Voyant cette photographie d’ouvriers en grève en Angleterre, il nous semble que chacun d’entre eux nous regarde avec ferveur.
# 5. Contacts.
Une pose dans les images en se posant quelques instants devant un film réalisé par Arte (extrait disponible ici) où Marc Riboud lui-même explique comment il choisit ses tirages sur les planches.
N’ayant toujours travaillé qu’en Argentique, on apprend que le père d’un de ses tireurs actuels travaillait déjà pour lui – une histoire de famille, de fidélité et de passionnés.
# 6. Vers l’Orient.
En 1955, Marc Riboud entame son grand voyage. Il photographie Istanbul, vivante et bruyante ; Ankara, avec ses chantiers de construction lui offrant lignes et cercles avec lesquels il joue.
Puis, il se dirige vers l’Est, à son rythme, traversant les étranges paysages de Cappadoce, et ses cheminées de fée.
Il arrive en Iran, s’attardant à Téhéran et rend en Afghanistan où il sera accompagné par une de ses sœurs. À la frontière avec le Pakistan, Marc Riboud s’attarde entre autres, dans les fabriques d’armes. Quelle dureté du regard de ce garçon au pistolet, dont Marc Riboud se demanda longtemps si ce jeune avait porté une arme, et dans quel combat.
Au fur et à mesure de son voyage, les rouleaux de négatif sont envoyés à Magnum. Henri Cartier-Bresson donnera sans cesse des conseils, compliments, critiques et tuyaux à Marc Riboud en entretenant une correspondance.
Arrivé en Inde, il y passera un an, notamment à Calcutta. Il assista au couronnement du Roi du Népal, un de ses rares sujets d’actualité sur commande et en couleur. Plus que les images publiées dans les médias de l’époque, c’est un à-côté que l’on retient, celle de cet immeuble aux dix-huit fenêtres, comme dix-huit photographies en une.
# 6.1. De l’Inde à la Chine.
Dans un pays pratiquement fermé aux étrangers en 1957, Marc Riboud obtient un visa – précieux sésame qui lui permettra d’entrer en Chine.
Il est accompagné par un ange-gardien qui ne le quitte pas mais qu’il parvient des fois à semer. Marc Riboud se laisse guider par les hommes et femmes qu’il rencontre, par des figures.
# 6.2. Le Japon.
Après trois mois passé en Chine, le contraste est grand avec ce Japon d’après-guerre.

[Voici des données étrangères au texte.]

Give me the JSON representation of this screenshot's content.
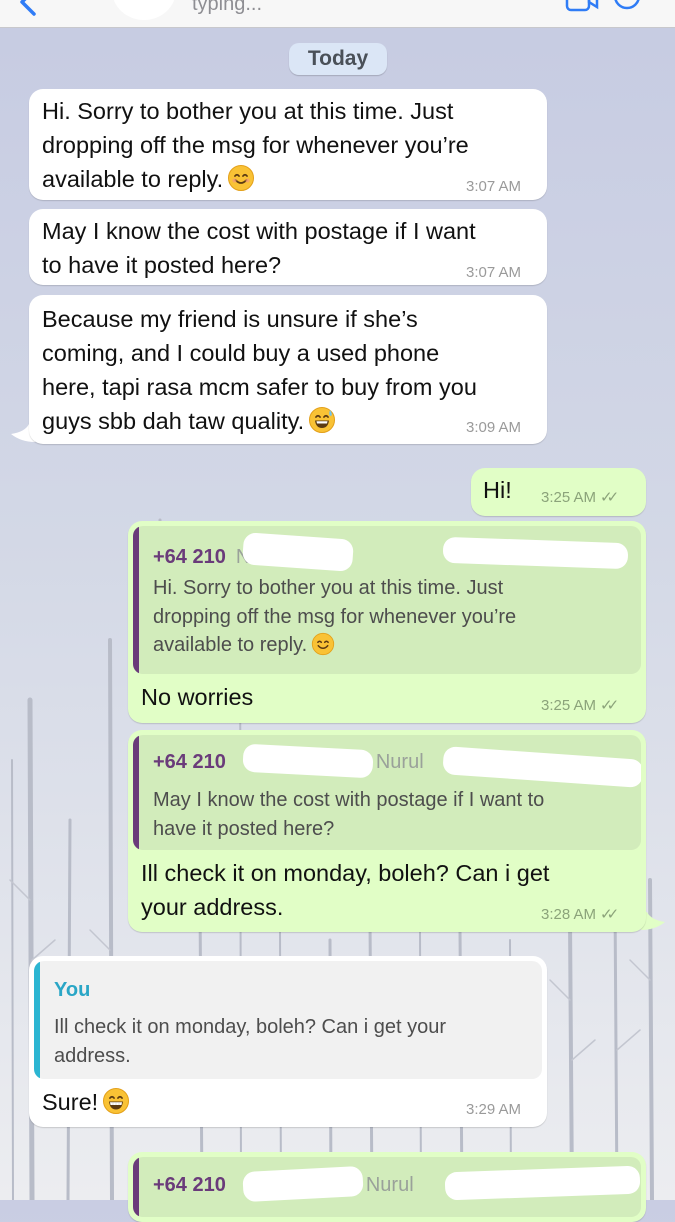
{
  "header": {
    "status": "typing...",
    "icons": [
      "back-arrow-icon",
      "video-call-icon",
      "phone-call-icon"
    ]
  },
  "date_divider": "Today",
  "colors": {
    "incoming_bubble": "#ffffff",
    "outgoing_bubble": "#e1fec6",
    "quote_bar_contact": "#6a3b7a",
    "quote_bar_self": "#2bb5d2",
    "you_label": "#2aa6c6"
  },
  "messages": [
    {
      "direction": "incoming",
      "lines": [
        "Hi. Sorry to bother you at this time. Just",
        "dropping off the msg for whenever you’re",
        "available to reply."
      ],
      "emoji": "smiling-face-icon",
      "time": "3:07 AM"
    },
    {
      "direction": "incoming",
      "lines": [
        "May I know the cost with postage if I want",
        "to have it posted here?"
      ],
      "time": "3:07 AM"
    },
    {
      "direction": "incoming",
      "lines": [
        "Because my friend is unsure if she’s",
        "coming, and I could buy a used phone",
        "here, tapi rasa mcm safer to buy from you",
        "guys sbb dah taw quality."
      ],
      "emoji": "grinning-sweat-icon",
      "time": "3:09 AM"
    },
    {
      "direction": "outgoing",
      "lines": [
        "Hi!"
      ],
      "time": "3:25 AM"
    },
    {
      "direction": "outgoing",
      "quote": {
        "sender": "+64 210",
        "name": "Nurul",
        "lines": [
          "Hi. Sorry to bother you at this time. Just",
          "dropping off the msg for whenever you’re",
          "available to reply."
        ]
      },
      "lines": [
        "No worries"
      ],
      "time": "3:25 AM"
    },
    {
      "direction": "outgoing",
      "quote": {
        "sender": "+64 210",
        "name": "Nurul",
        "lines": [
          "May I know the cost with postage if I want to",
          "have it posted here?"
        ]
      },
      "lines": [
        "Ill check it on monday, boleh? Can i get",
        "your address."
      ],
      "time": "3:28 AM"
    },
    {
      "direction": "incoming",
      "quote": {
        "sender": "You",
        "lines": [
          "Ill check it on monday, boleh? Can i get your",
          "address."
        ]
      },
      "lines": [
        "Sure!"
      ],
      "emoji": "big-grin-icon",
      "time": "3:29 AM"
    },
    {
      "direction": "outgoing",
      "quote": {
        "sender": "+64 210",
        "name": "Nurul"
      }
    }
  ]
}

Entre tradition et modernité, avec quelques notes francophones, Marc Riboud regarde surtout les femmes, gaies, riantes ou pensives, qui feront l’objet de son premier livre Women of Japan.
# 7. L’Alaska.
Rentré précipitamment du Japon au chevet de sa mère malade, Marc Riboud repart quelques mois plus tard en Amérique.
Les photographies présentées dans un cercle font écho à une bulle, une parenthèse dans la vie de Marc Riboud. Le blanc omniprésent semble amener Marc Riboud à une certaine abstraction épurée comme cette route noire fendant la neige.
# 8. L’Europe et Moscou.
En Europe, Marc Riboud s’intéresse au monde industrielles, ces usines, comme le chantier de construction du paquebot France aux échelles démesurées face aux ouvriers.
Le reportage à Moscou marque la fin des dix premières années du photographe. Les séries sont appliquées, toujours avec des légendes très détaillées afin de pouvoir construire une histoire dans un deuxième temps.
Une exposition à voir et à revoir du 03 octobre 2014 au 21 février 2015 au siège de la Région Rhône-Alpes, dans l’espace d’exposition, le Plateau.
Entrée libre du lundi au vendredi 10-18h et le samedi 10h-19h.